Non è famosa come Gianna Nannini, ma anche una signora di Cagliari di anni 52 ha, proprio in questi giorni, partorito felicemente una bambina. Dopo dieci anni di tentativi, bombardamenti ormonali e delusioni cocenti. E un’altra donna di 49 anni, della provincia di Oristano, già nonna, ha dato alla luce un secondo figlio in seguito a un concepimento del tutto naturale (La Nuova Sardegna, 30 agosto).
In Sardegna pare ci sia la più alta percentuale di mamme over 40, anche se il presidente della Società italiana di ginecologia ci assicura che dopo i 50 le possibilità di rimanere incinta, sia naturalmente che con la fecondazione assistita, sono una su cinquecentomila (Il Salvagente, 25 agosto).
La discussione sulla maternità di Gianna Nannini è stata intensa soprattutto sui blog e ha diviso i fans della cantante. Il Corriere della sera ha aperto un dibattito. Un “rompicapo etico-rock” lo ha definito Maria Luisa Agnese che si chiede se sia egoismo o generosità a motivare la sfida contro “l’ingiustizia genetica” che consente solo agli uomini di avere figli in tarda età (25 agosto).
E’ “una cosa per vip” avere un figlio a 54 anni, osserva Isabella Bossi Fedrigotti, ma vedrete che il costume di pochi privilegiati in breve diventerà di molti, (e la Sardegna insegna). E poi, aggiunge, una cinquantenne di oggi ce la può fare (25 agosto). “Meglio avere un figlio a 50 anni che nessun figlio” commenta Melania Rizzoli, la quale, essendo deputata, non dimentica le responsabilità del ruolo e quindi aggiunge: “vista la situazione demografica del nostro paese”.

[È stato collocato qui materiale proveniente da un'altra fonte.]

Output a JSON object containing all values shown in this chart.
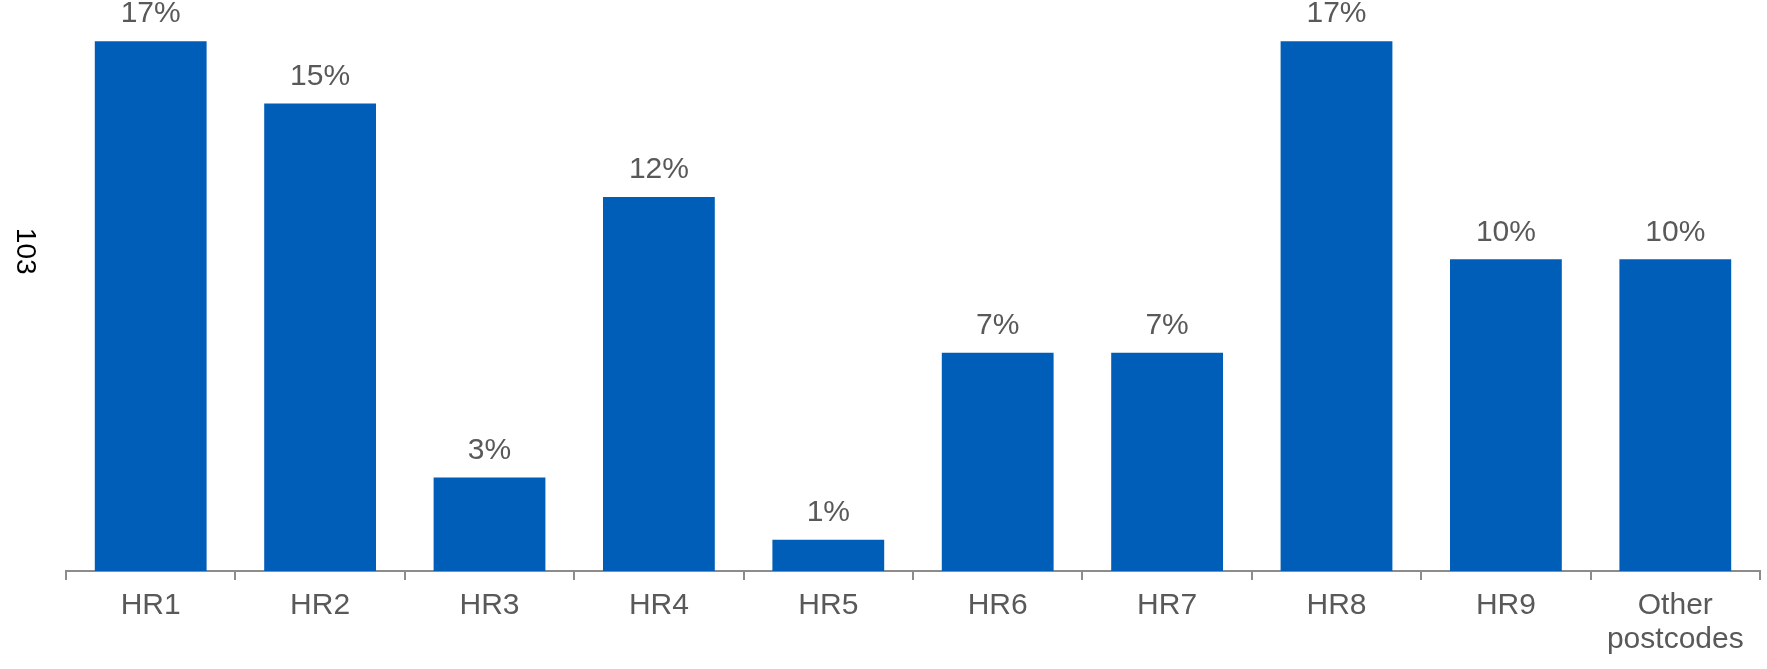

La differenza d’età? Non è un problema, dice Camilla Baresani, “c’è gente che è nata vecchia”. E anziani con la gioventù nel cuore. L’etica non c’entra, sostiene Anselma Dell’Olio, il problema è la salute. Il bombardamento ormonale può essere all’origine di cancri galoppanti (26 agosto). A questo proposito Il Foglio (28 agosto) segnala un documentario americano, “Eggsploitation”, che racconta il calvario sanitario di molte giovani donatrici di ovuli, che rischiano, a intervento effettuato, di diventare sterili, malate o morte.
Insomma: la sfida all’ “orologio biologico” è pericolosa per sé e per le altre. Oltre che per il figlio/a che avrà una madre nonna, per quanto giovanile. Difficile dare torto a Silvia Vegetti Finzi che, sempre sul Corriere (28 agosto), avverte che una cosa è il “tempo sociale” e un’altra il “tempo biologico” e che i due non coincidono. Ed è inutile rassicurarsi con l’avanzamento dell’aspettativa di vita: “si prolunga la vecchiaia piuttosto che la giovinezza” dice. Spietata. E’ un fatto questo con cui tutti, noi donne innanzitutto, dobbiamo fare i conti.